Cell-to-cell interpolation has been moved to a hierarchy separate from
meshToMesh, called cellsToCells. The meshToMesh class is now a
combination of a cellsToCells object and multiple patchToPatch objects.
This means that when only cell-to-cell interpolation is needed a basic
cellsToCells object can be selected.
Cell-to-cell and vol-field-to-vol-field interpolation now has two well
defined sets of functions, with a clear distinction in how weights that
do not sum to unity are handled. Non-unity weights are either
normalised, or a left-over field is provided with which to complete the
weighted sum.
The left-over approach is now consistently applied in mapFieldsPar,
across both the internal and patch fields, if mapping onto an existing
field in the target case. Warning are now generated for invalid
combinations of settings, such as mapping between inconsistent meshes
without a pre-existing target field.
All mapping functions now take fields as const references and return tmp
fields. This avoids the pattern in which non-const fields are provided
which relate to the source, and at some point in the function transfer
to the target. This pattern is difficult to reason about and does not
provide any actual computational advantage, as the fields invariably get
re-allocated as part of the process anyway.

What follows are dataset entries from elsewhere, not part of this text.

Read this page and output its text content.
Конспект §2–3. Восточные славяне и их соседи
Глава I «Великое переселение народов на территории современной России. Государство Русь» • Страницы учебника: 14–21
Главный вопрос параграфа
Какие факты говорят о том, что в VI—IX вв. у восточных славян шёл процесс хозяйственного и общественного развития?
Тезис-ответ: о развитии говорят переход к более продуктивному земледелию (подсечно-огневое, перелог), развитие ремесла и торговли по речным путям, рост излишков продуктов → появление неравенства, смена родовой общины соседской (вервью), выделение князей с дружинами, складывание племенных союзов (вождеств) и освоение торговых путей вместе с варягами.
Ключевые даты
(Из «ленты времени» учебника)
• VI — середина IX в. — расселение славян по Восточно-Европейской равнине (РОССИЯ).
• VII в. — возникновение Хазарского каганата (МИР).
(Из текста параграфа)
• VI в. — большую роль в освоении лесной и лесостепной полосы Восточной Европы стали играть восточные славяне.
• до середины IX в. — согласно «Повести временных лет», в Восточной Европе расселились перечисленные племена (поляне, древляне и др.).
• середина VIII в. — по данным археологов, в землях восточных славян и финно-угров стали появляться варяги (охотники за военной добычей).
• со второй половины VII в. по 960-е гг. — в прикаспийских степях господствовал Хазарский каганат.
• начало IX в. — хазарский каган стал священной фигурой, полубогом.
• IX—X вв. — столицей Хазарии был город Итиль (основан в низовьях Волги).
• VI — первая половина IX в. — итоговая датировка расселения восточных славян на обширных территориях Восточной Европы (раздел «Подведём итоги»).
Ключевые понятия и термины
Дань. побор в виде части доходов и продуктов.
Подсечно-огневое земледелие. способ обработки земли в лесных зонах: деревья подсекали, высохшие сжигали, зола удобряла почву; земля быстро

MeshToMesh no longer stores the cutting patches. The set of cutting
patches is not needed anywhere except at the point of mapping a field,
so it is now supplied to the mapping functions as an argument.
The meshToMesh topology changer no longer supports cutting patch
information. This did not previously work. Cutting patches either get
generated as calculated, or they require a pre-existing field to specify
their boundary condition. Neither of these options is suitable for a
run-time mesh change.
More code has been shared with patchToPatch, reducing duplication.